The court granted the IRS permission to serve a new John Doe summons on UBS. The IRS uses John Doe summonses to obtain information about possible tax fraud by individuals whose identities are unknown. This John Doe summons directs UBS to produce records identifying U.S. taxpayers with accounts at Wegelin and other Swiss banks that used Wegelin’s Correspondent Account. Wegelin has admitted that certain of its U.S. taxpayer clients were maintaining accounts at Wegelin in order to evade their U.S. tax obligations.

“The summons provides an important tool to help with international tax enforcement efforts and detect U.S. taxpayers hiding offshore accounts to evade taxes,” said IRS Acting Commissioner Steven T. Miller. “This effort reflects a long-term strategy by the IRS and Justice Department to break through international bank secrecy and protect our nation's taxpayers.”

According to the government’s indictment and forfeiture complaint, Wegelin and at least two other Swiss banks used Wegelin’s correspondent account to covertly launder U.S. taxpayers’ funds from their undeclared accounts in Switzerland. The IRS believes the funds were transferred in a way designed to reduce the risk of detection by U.S. authorities, so the account holders could continue to avoid paying taxes owed to the IRS.

Federal tax law requires U.S. taxpayers to pay taxes on all income earned worldwide. U.S. taxpayers must also report foreign financial accounts if the total value of the accounts exceeds $10,000 at any time during the calendar year.

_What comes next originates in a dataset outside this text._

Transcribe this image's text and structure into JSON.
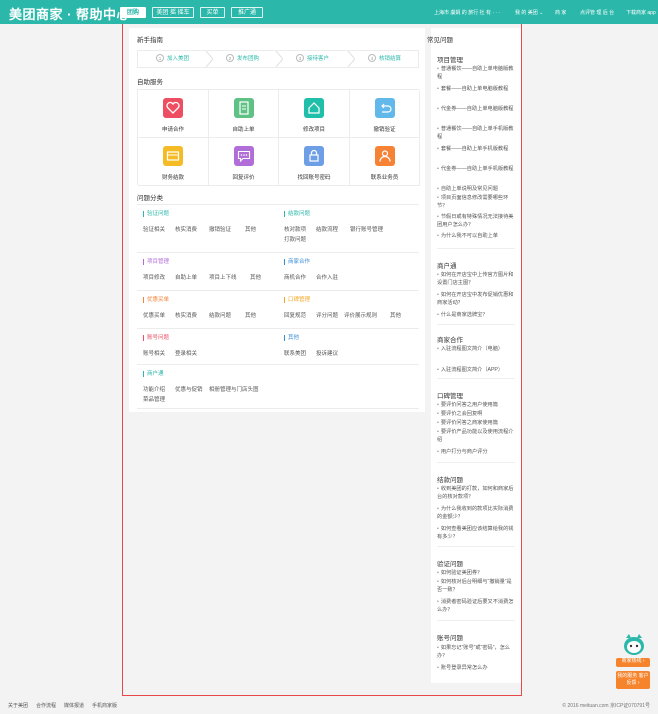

A deliberate failure to report a foreign account can result in a penalty of up to 50 percent of the amount in the account at the time of the violation.

The IRS has offered a series of voluntary disclosure programs to encourage taxpayers with undeclared foreign bank accounts to come forward. More recently, the Treasury Department has been signing intergovernmental agreements with other countries such as Switzerland allowing the tax authorities to share information, as part of the implementation of the Foreign Account Tax Compliance Act, or FATCA (see Treasury Releases Final FATCA Regulations to Fight Offshore Tax Evasion).